Investors have pushed the Japanese currency roughly 6% lower since Prime Minister Sanae Takaichi took office, amid concerns over the scale of borrowing required for her planned stimulus programs. This comes despite rising Japanese government bond yields that would typically lend the yen some support.
“You must either believe that there’s a ‘Sell Japan’ narrative going on, or you take the view that these relationships are no longer stable,” said Vishnu Varathan, head of research for Asia at Mizuho, referring to the yen’s slide even as the U.S.–Japan rate gap narrows.

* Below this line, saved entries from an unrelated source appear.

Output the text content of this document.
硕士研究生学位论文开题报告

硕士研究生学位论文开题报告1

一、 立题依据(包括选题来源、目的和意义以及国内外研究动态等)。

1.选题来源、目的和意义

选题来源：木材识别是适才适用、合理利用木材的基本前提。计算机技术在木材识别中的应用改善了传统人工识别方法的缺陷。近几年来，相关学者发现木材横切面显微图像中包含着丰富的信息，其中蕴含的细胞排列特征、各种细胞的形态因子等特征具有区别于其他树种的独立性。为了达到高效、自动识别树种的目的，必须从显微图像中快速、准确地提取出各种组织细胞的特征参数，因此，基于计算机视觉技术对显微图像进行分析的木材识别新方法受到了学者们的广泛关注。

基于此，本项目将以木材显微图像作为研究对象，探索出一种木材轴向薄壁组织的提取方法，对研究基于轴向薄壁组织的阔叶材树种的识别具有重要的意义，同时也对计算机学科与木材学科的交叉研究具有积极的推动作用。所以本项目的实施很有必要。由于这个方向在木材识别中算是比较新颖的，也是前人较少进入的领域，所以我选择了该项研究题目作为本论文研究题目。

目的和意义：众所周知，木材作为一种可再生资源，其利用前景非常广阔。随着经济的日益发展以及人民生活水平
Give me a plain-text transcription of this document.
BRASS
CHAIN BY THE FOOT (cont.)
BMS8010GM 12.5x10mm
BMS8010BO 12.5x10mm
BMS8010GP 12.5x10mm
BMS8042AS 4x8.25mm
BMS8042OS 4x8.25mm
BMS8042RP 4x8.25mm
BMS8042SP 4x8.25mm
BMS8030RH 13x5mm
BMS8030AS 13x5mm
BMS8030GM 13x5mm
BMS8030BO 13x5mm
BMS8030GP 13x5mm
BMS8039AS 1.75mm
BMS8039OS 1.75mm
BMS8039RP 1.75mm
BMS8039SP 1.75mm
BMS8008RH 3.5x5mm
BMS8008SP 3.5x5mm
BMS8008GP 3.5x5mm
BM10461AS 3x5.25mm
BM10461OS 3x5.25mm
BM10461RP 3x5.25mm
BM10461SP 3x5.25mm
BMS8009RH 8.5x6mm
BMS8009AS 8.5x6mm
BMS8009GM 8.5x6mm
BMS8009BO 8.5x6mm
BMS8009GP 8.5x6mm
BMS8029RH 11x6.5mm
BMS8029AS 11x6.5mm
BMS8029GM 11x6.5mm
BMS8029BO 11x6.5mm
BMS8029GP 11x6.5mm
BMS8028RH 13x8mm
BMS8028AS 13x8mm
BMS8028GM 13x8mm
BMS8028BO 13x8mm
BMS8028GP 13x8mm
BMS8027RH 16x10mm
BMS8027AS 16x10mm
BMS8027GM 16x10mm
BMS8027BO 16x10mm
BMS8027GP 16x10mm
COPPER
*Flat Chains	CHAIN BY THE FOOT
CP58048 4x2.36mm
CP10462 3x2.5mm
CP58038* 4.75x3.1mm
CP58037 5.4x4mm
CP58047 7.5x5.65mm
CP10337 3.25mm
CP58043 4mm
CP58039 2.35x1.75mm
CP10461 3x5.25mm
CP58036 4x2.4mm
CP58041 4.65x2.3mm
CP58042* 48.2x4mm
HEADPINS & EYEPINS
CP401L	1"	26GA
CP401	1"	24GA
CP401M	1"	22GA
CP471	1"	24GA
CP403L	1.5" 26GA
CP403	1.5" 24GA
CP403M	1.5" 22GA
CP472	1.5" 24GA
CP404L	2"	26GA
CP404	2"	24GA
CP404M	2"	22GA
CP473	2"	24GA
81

With the currency now back near its January levels, traders increasingly expect that Tokyo could intervene around the psychologically important 160 mark—especially in the event of steeper moves. Chief Cabinet Secretary Minoru Kihara said Thursday that recent swings were “sharp, one-sided and concerning.”
Moves extended beyond Japan as the euro, pound, New Zealand dollar and Australian dollar all retreated against the greenback. Minutes from the Federal Reserve’s October meeting suggested a December rate cut is less likely, noting that “many” officials opposed a 2024 move while “several” still saw one as possible.
“In Fedspeak, ‘many’ means more than ‘several,’ so I think there’s a bit of a hawkish message that’s supporting the dollar,” said Moh Siong Sim, strategist at Bank of Singapore.
The euro and sterling each touched two-week lows at $1.1510 and $1.3040, respectively. The New Zealand dollar, having dropped 1% on Wednesday to a seven-month low of $0.5591 amid expectations of an imminent local rate cut, steadied to $0.5611.
Markets now fully price in a rate cut in New Zealand next week, while odds of a December U.S. rate cut have sunk below 25%—a dramatic shift from near-certainty just a month earlier.
Buoyed by shifting policy expectations, the dollar index rose 0.5% overnight, breaking above its 200-day moving average before adding another 0.15% to reach 100.25.